La novelizzazione della sceneggiatura venne affidata ad Alan Dean Foster, scrittore esperto in questo particolare esercizio letterario (vedi, ad esempio, alcuni romanzi tratti dalla serie Star Trek): e in effetti il romanzo è esattamente identico scena per scena al film di Scott, quindi la vera domanda per chi sta leggendo queste righe è cosa ha aggiunto la narrazione letteraria a quella cinematografica. Innanzitutto uno scontato approfondimento psicologico dei personaggi, nonostante lo stile decisamente asciutto e veloce, cui è da aggiungere una leggera vena d'ironia, che non ricordo fosse molto presente nel film.
La storia, abbastanza nota a tutti, vede l'equipaggio della Nostromo, nave commerciale di ritorno sulla Terra, svegliato dal computer di bordo a causa di un non ben identificato messaggio alieno proveniente da un planetoide posto sulla rotta del ritorno. Ricordando a grandi linee ciò che attende l'equipaggio, è semplice per il lettore identificare almeno un paio di situazioni fondamentali durante le quali sarebbe stato possibile modificare l'esito della missione e probabilmente sta proprio qui il primo punto forte di Alien: come si scoprirà nelle concitate scene finali, era abbastanza difficile per gli esseri umani presenti sulla Nostromo riuscire a prendere le decisioni più sensate.
Sull'astronave, infatti, la compagnia commerciale aveva infiltrato un androide, senza avvisare l'equipaggio, il cui unico compito era di riportare qualunque forma di vita aliena sarebbe stata incontrata nella missione suicida imposta senza alcuna possibilità di scelta alla Nostromo.

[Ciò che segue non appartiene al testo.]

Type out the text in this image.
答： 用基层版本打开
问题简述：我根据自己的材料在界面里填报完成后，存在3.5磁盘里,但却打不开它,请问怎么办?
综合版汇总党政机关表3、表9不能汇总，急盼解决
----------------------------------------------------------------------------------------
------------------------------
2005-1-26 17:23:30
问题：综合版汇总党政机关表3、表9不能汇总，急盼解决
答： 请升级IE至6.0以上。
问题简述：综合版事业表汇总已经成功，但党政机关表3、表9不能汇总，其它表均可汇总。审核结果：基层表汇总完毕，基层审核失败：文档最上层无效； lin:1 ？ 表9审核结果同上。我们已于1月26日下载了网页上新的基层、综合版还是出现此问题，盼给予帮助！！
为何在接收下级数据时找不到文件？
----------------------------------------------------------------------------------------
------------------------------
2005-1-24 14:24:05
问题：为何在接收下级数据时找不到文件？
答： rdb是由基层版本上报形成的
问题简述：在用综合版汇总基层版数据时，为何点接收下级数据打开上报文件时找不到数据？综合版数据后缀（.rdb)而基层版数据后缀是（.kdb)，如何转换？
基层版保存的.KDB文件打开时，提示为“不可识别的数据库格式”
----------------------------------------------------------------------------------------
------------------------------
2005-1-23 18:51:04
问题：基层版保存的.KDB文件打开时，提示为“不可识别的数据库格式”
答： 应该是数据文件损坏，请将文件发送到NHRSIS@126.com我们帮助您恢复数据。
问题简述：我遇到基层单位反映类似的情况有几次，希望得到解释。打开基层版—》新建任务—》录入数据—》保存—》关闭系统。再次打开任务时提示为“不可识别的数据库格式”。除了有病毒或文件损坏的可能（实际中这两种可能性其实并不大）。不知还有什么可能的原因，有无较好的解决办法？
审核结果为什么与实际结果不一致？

E' un punto essenziale, questo, che al di là della costruzione e ideazione della letale forma di vita aliena descritta da Giger, fornisce spessore alla storia, che non è più un semplice racconto dell'orrore ambientato nello spazio, ma un modo per criticare il ruolo sempre più invasivo del potere, in particolare quello dei grandi gruppi commerciali. E' certamente qualcosa di molto più sottile e meno esplicito di, ad esempio, Regno a venire di Ballard, che essenzialmente ruota sull'equazione consumismo = nazismo, ma non se ne discosta troppo: per comprenderlo basta soffermarsi sull'imposizione di una missione suicida a un inconsapevole equipaggio con l'obiettivo di ottenere il massimo profitto con il minimo sforzo. Di segno opposto, in questo senso, è il romanzo di Andy Weir, L'uomo di Marte, che racconta le peripezie di Mark Watney, astronauta della Nasa rimasto sul pianeta rosso a causa di un incidente imprevisto. Creduto da tutti morto in una tempesta marziana, inizia a sfruttare le risorse a disposizione (quelle non sfruttate dalla missione abortita) per sopravvivere il più a lungo possibile, mentre nel frattempo sulla Terra si accorgono della sua situazione e nello spazio i suoi compagni cercano di superare il trauma di non essere riusciti a salvarlo.
I punti interessanti del romanzo sono essenzialmente due: la verosimiglianza nella descrizione sia di ciò che avviene su Marte sia di ciò che avviene sulla Terra e nello spazio, le tre location su cui si sviluppa tutta la vicenda, e il messaggio di pace globale che lascia al lettore il libro una volta chiuso (oltre al senso di esaltazione per quanto raccontato). Non è un caso, infatti, che Weir descriva una collaborazione tra la Nasa e l'agenzia spaziale cinese per permettere a Watney di ritornare sulla Terra, mentre nel finale fa scrivere al suo protagonista:
Il costo della mia sopravvivenza dev'essere nell'ordine delle centinaia di milioni di dollari. Tutto per salvare un botanico un po' tonto. Perché darsi tanta briga?Al di là delle dettagliate e corrette spiegazioni scientifiche, dell'esaltazione per i successi o della delusione per gli insuccessi, della speranza di colonizzare un giorno un altro pianeta, è proprio questo il senso del romanzo: collaborazione. Ed è proprio questo che il film di Ridley Scott riesce a trasmettere, restando così fedele al romanzo, pur dovendo tagliare una buona parte delle avventure di Watney, il Robinson Crusoe dello spazio.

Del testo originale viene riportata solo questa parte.